Cronaca Vergato

Mense scuola, rivoluzione 2.0 a Vergato: così cambia il servizio di refezione

La novità coinvolge tutti gli istituti scolastici pubblici che usufruiscono del buono mensa: sarà possibile acquistarli online e verificare in tempo reale il proprio credito, pagando solo i pasti che vengono effettivamente consumati

C’era una volta la fila in Comune per acquistare i buoni pasto cartacei. I genitori prendevano un permesso dal lavoro o mandavano i nonni a comprare quei buoni che poi i bimbi consegnavano a scuola. Tutto ciò appartiene al passato, perché l’Ufficio Scuola di Vergato si è dotato di una strumentazione informatica che permette di acquistare i crediti necessari direttamente online.

Il procedimento è piuttosto semplice, anche se dietro c’è una’architettura informatica sofisticata: il cittadino iscrive il proprio figlio al servizio di refezione scolastica attraverso un portale che gli fornisce nome utente e password. Tramite lo stesso portale, il cittadino può versare in anticipo la somma necessaria per pagare i pasti, e farlo attraverso carta di credito, bonifico bancario o utilizzando un conto PayPal.
Il pagamento avviene tramite l’applicazione PayER sviluppata dalla Regione Emilia-Romagna che garantisce gli standard di sicurezza e oltre tutto anticipa gli strumenti di pagamento elettronico di cui tutti gli enti pubblici dovranno presto dotarsi, e che rientrano nel progetto ministeriale chiamato PagoPA. Si tratta di una integrazione importante (e per il futuro si sta già lavorando all’integrazione con il sistema di autenticazione Federa per essere allineati con le norme nazionali anche in questo senso).
Avvenuto il pagamento con il costo di una commissione minima, che può variare a seconda del canale, il cittadino abilita immediatamente lo studente alla fruizione della mensa. 

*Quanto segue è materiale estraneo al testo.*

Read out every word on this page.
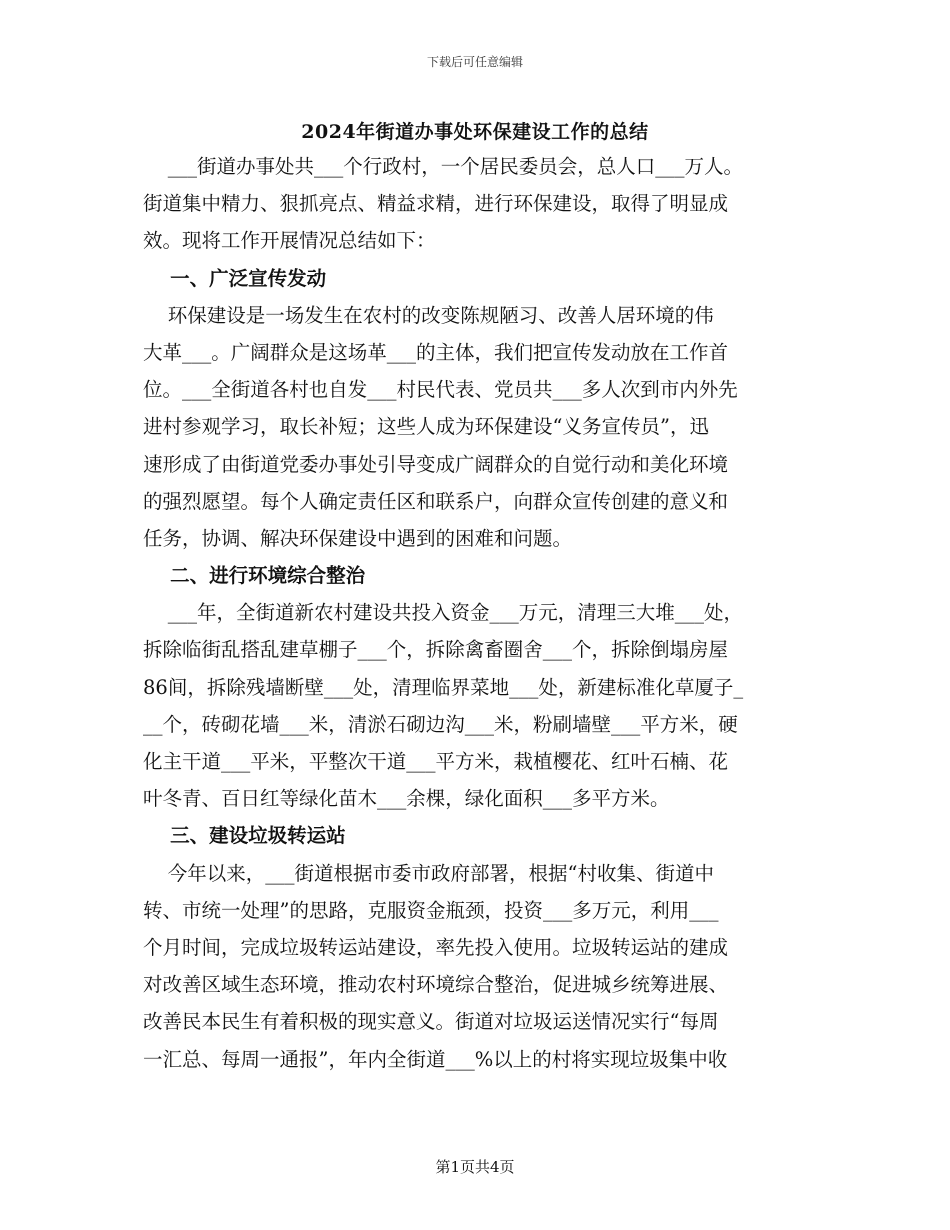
下载后可任意编辑
2024年街道办事处环保建设工作的总结
___街道办事处共___个行政村，一个居民委员会，总人口___万人。
街道集中精力、狠抓亮点、精益求精，进行环保建设，取得了明显成
效。现将工作开展情况总结如下：
一、广泛宣传发动
环保建设是一场发生在农村的改变陈规陋习、改善人居环境的伟
大革___。广阔群众是这场革___的主体，我们把宣传发动放在工作首
位。___全街道各村也自发___村民代表、党员共___多人次到市内外先
进村参观学习，取长补短；这些人成为环保建设“义务宣传员”，迅
速形成了由街道党委办事处引导变成广阔群众的自觉行动和美化环境
的强烈愿望。每个人确定责任区和联系户，向群众宣传创建的意义和
任务，协调、解决环保建设中遇到的困难和问题。
二、进行环境综合整治
___年，全街道新农村建设共投入资金___万元，清理三大堆___处，
拆除临街乱搭乱建草棚子___个，拆除禽畜圈舍___个，拆除倒塌房屋
86间，拆除残墙断壁___处，清理临界菜地___处，新建标准化草厦子_
__个，砖砌花墙___米，清淤石砌边沟___米，粉刷墙壁___平方米，硬
化主干道___平米，平整次干道___平方米，栽植樱花、红叶石楠、花
叶冬青、百日红等绿化苗木___余棵，绿化面积___多平方米。
三、建设垃圾转运站
今年以来，___街道根据市委市政府部署，根据“村收集、街道中
转、市统一处理”的思路，克服资金瓶颈，投资___多万元，利用___
个月时间，完成垃圾转运站建设，率先投入使用。垃圾转运站的建成
对改善区域生态环境，推动农村环境综合整治，促进城乡统筹进展、
改善民本民生有着积极的现实意义。街道对垃圾运送情况实行“每周
一汇总、每周一通报”，年内全街道___%以上的村将实现垃圾集中收
第1页共4页
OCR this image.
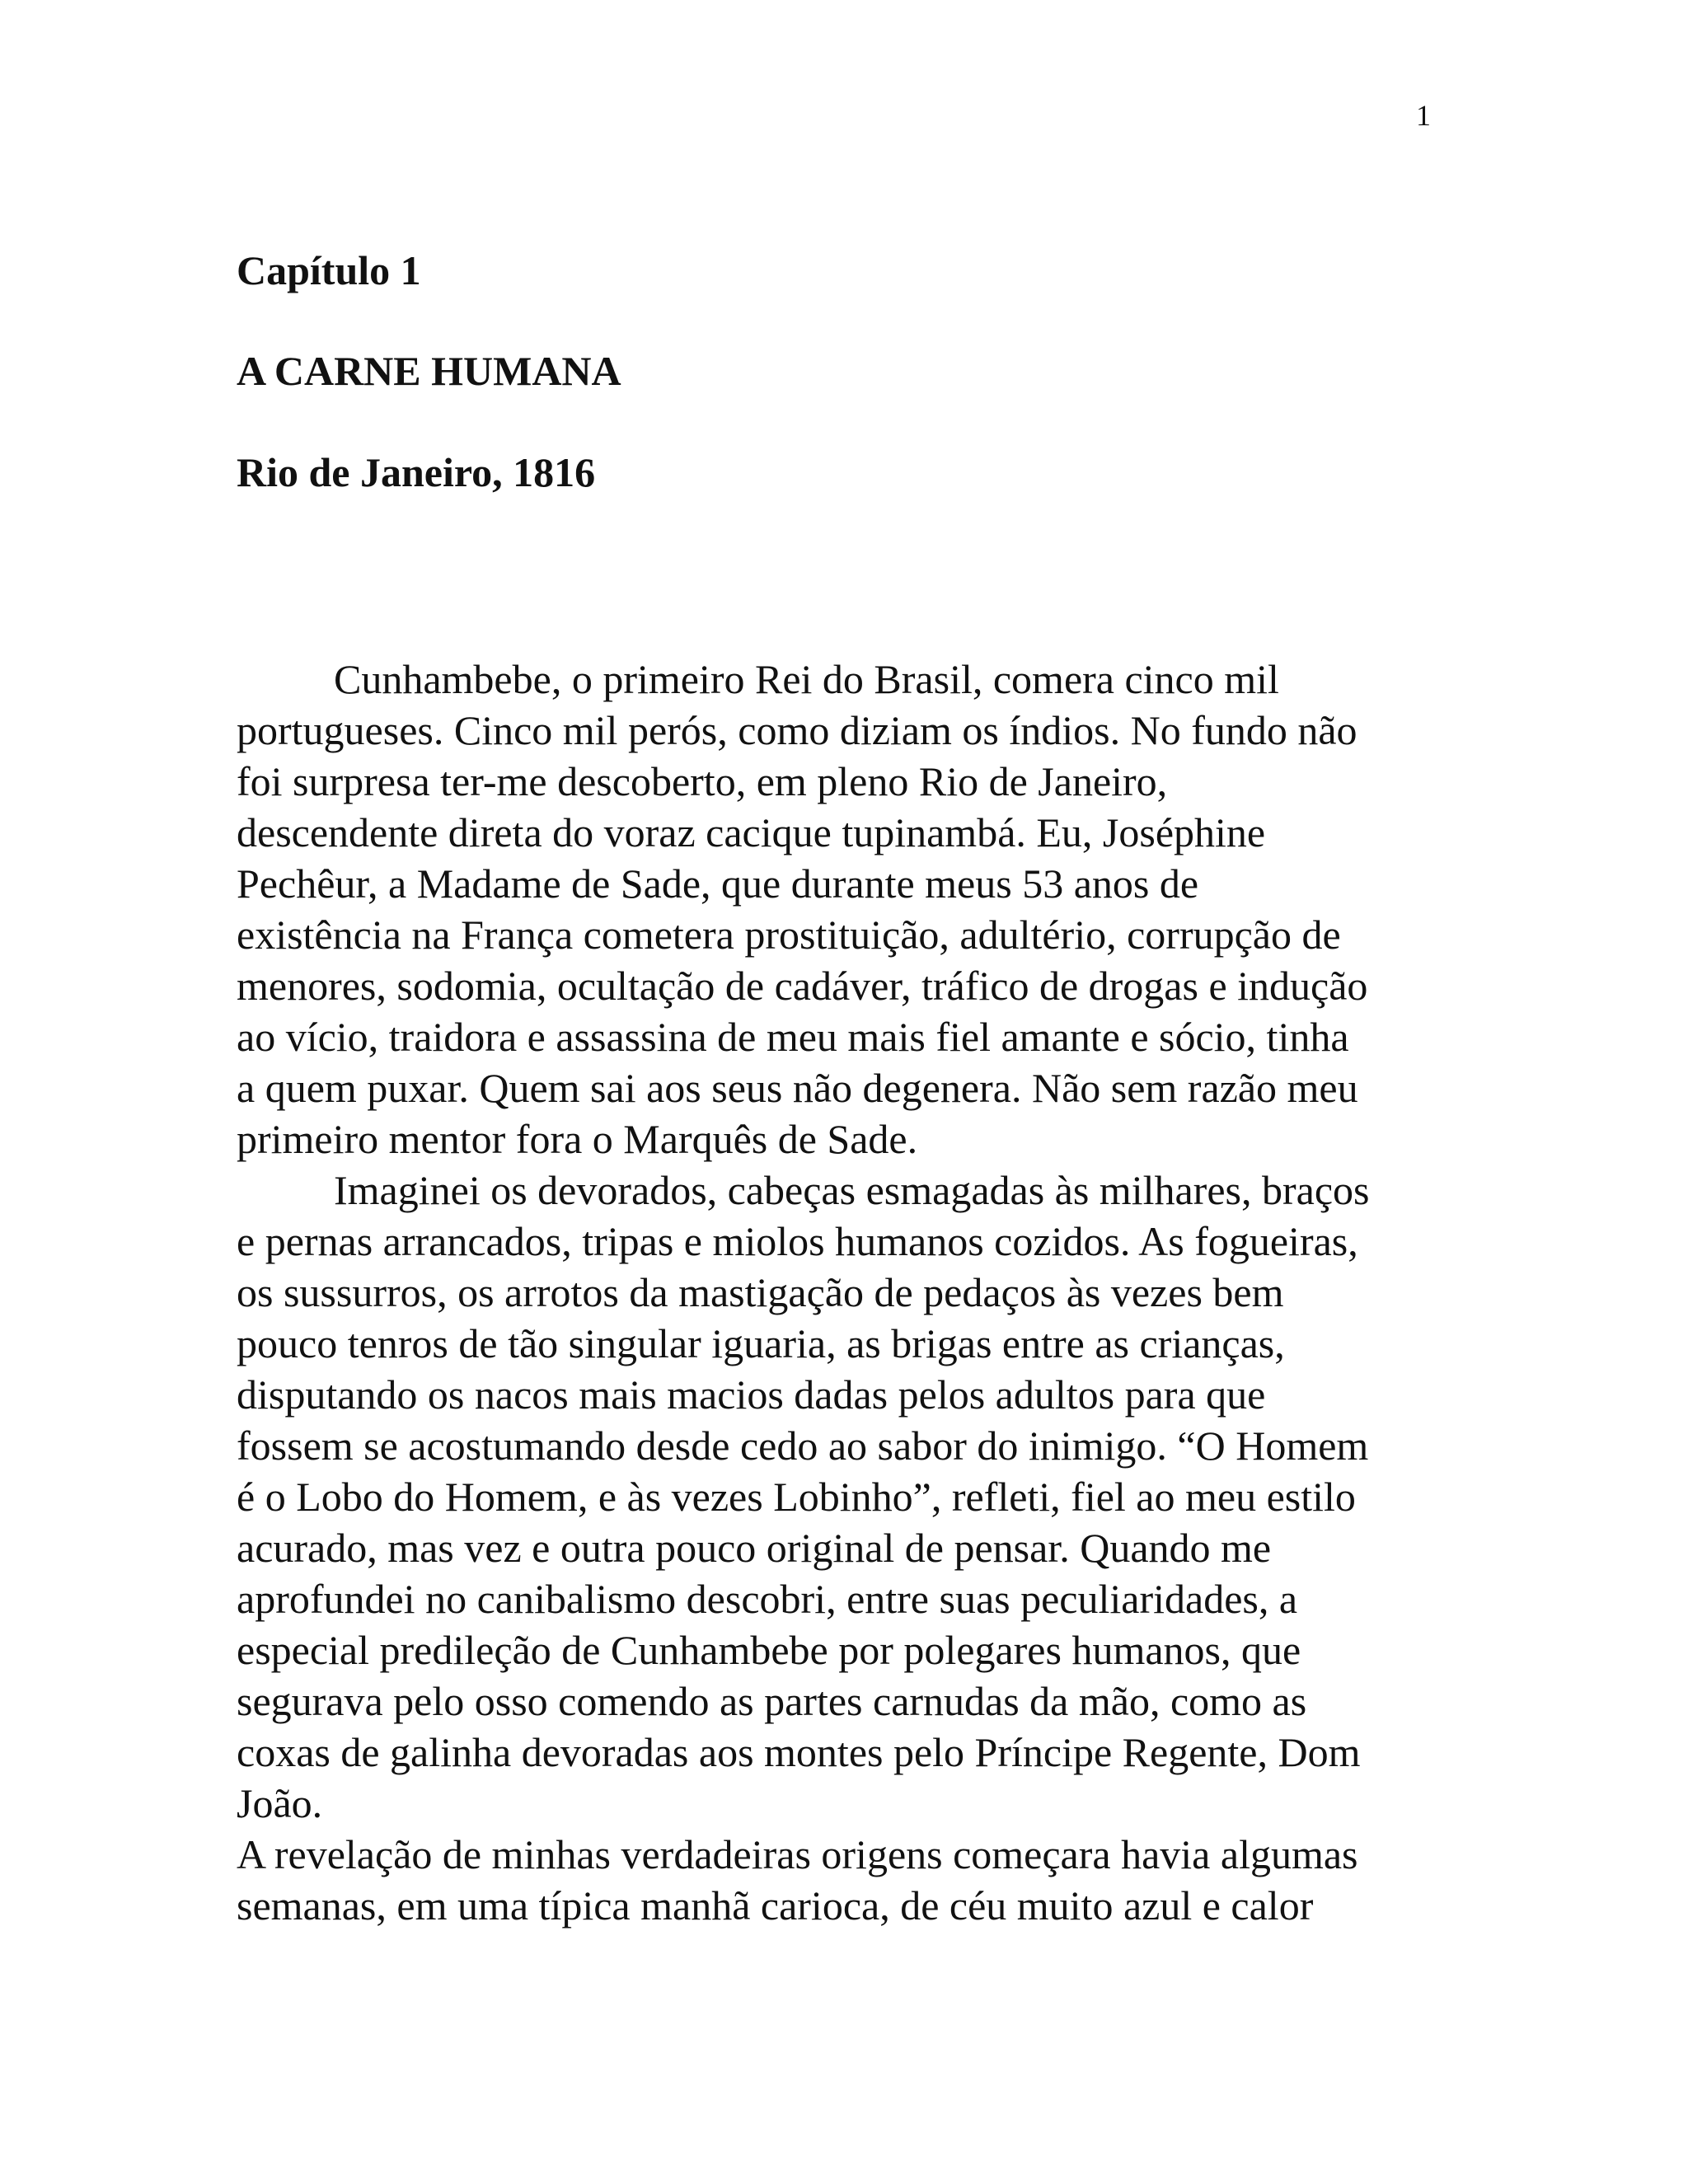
1
Capítulo 1
A CARNE HUMANA
Rio de Janeiro, 1816
Cunhambebe, o primeiro Rei do Brasil, comera cinco mil
portugueses. Cinco mil perós, como diziam os índios. No fundo não
foi surpresa ter-me descoberto, em pleno Rio de Janeiro,
descendente direta do voraz cacique tupinambá. Eu, Joséphine
Pechêur, a Madame de Sade, que durante meus 53 anos de
existência na França cometera prostituição, adultério, corrupção de
menores, sodomia, ocultação de cadáver, tráfico de drogas e indução
ao vício, traidora e assassina de meu mais fiel amante e sócio, tinha
a quem puxar. Quem sai aos seus não degenera. Não sem razão meu
primeiro mentor fora o Marquês de Sade.
Imaginei os devorados, cabeças esmagadas às milhares, braços
e pernas arrancados, tripas e miolos humanos cozidos. As fogueiras,
os sussurros, os arrotos da mastigação de pedaços às vezes bem
pouco tenros de tão singular iguaria, as brigas entre as crianças,
disputando os nacos mais macios dadas pelos adultos para que
fossem se acostumando desde cedo ao sabor do inimigo. “O Homem
é o Lobo do Homem, e às vezes Lobinho”, refleti, fiel ao meu estilo
acurado, mas vez e outra pouco original de pensar. Quando me
aprofundei no canibalismo descobri, entre suas peculiaridades, a
especial predileção de Cunhambebe por polegares humanos, que
segurava pelo osso comendo as partes carnudas da mão, como as
coxas de galinha devoradas aos montes pelo Príncipe Regente, Dom
João.
A revelação de minhas verdadeiras origens começara havia algumas
semanas, em uma típica manhã carioca, de céu muito azul e calor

"Tutto ciò è reso possibile da uno sforzo organizzativo oltre che informatico",sottolinea l'amministrazione: ogni giorno a scuola verrà infatti redatto online (su Lavagna Interattiva Multimediale o su tablet) l’elenco con le presenze degli studenti, che viene reso disponibile immediatamente alle cucine, le quali sanno esattamente quanti pasti preparare e conoscono anche le esigenze specifiche di ogni bambino (intolleranze alimentari, diete diversificate per motivi religiosi o altro). Nessuno spreco di cibo, dunque, nessun costo aggiuntivo per il genitore che non deve neanche preoccuparsi di avvisare dell’assenza del figlio: il sistema infatti gli garantisce che per quel giorno non pagherà il pasto di cui suo figlio non usufruisce.
A fine giornata il costo del pasto viene sottratto dal credito: in maniera trasparente ed efficace dunque ufficio scuola, fornitori del servizio mensa e cittadini sono sempre informati della situazione. Eventuali crediti rimasti disponibili a fine anno verranno rimborsati in caso di bambini che terminano il ciclo scolastico, o lasciati a disposizione per l’anno successivo per coloro che continuano ad usufruire del servizio.
Il sistema è stato fornito al comune dalla ditta Project Srl che fornisce questo servizio per conto della Ditta Camst, vincitrice del bando di gara tenuto da alcuni comuni dell’Appenino Bolognese nel 2014. L’Unione dell’Appennino Bolognese, coinvolta in questo progetto per il supporto informatico, conta ovviamente di fare tesoro dell’esperienza acquisita per fornire presto strumenti analoghi anche agli altri comuni.

L’assessore del Comune di Vergato Anselma Capri si è detta "contenta di questa iniziativa che, grazie all’informatica, facilita la vita dei cittadini, elimina gli sprechi e velocizza le nostre procedure interne. La tecnologia è parte essenziale della nostra vita e delle nostre relazioni, è doveroso che anche le comunicazioni con il pubblico possano utilizzare i canali telematici”.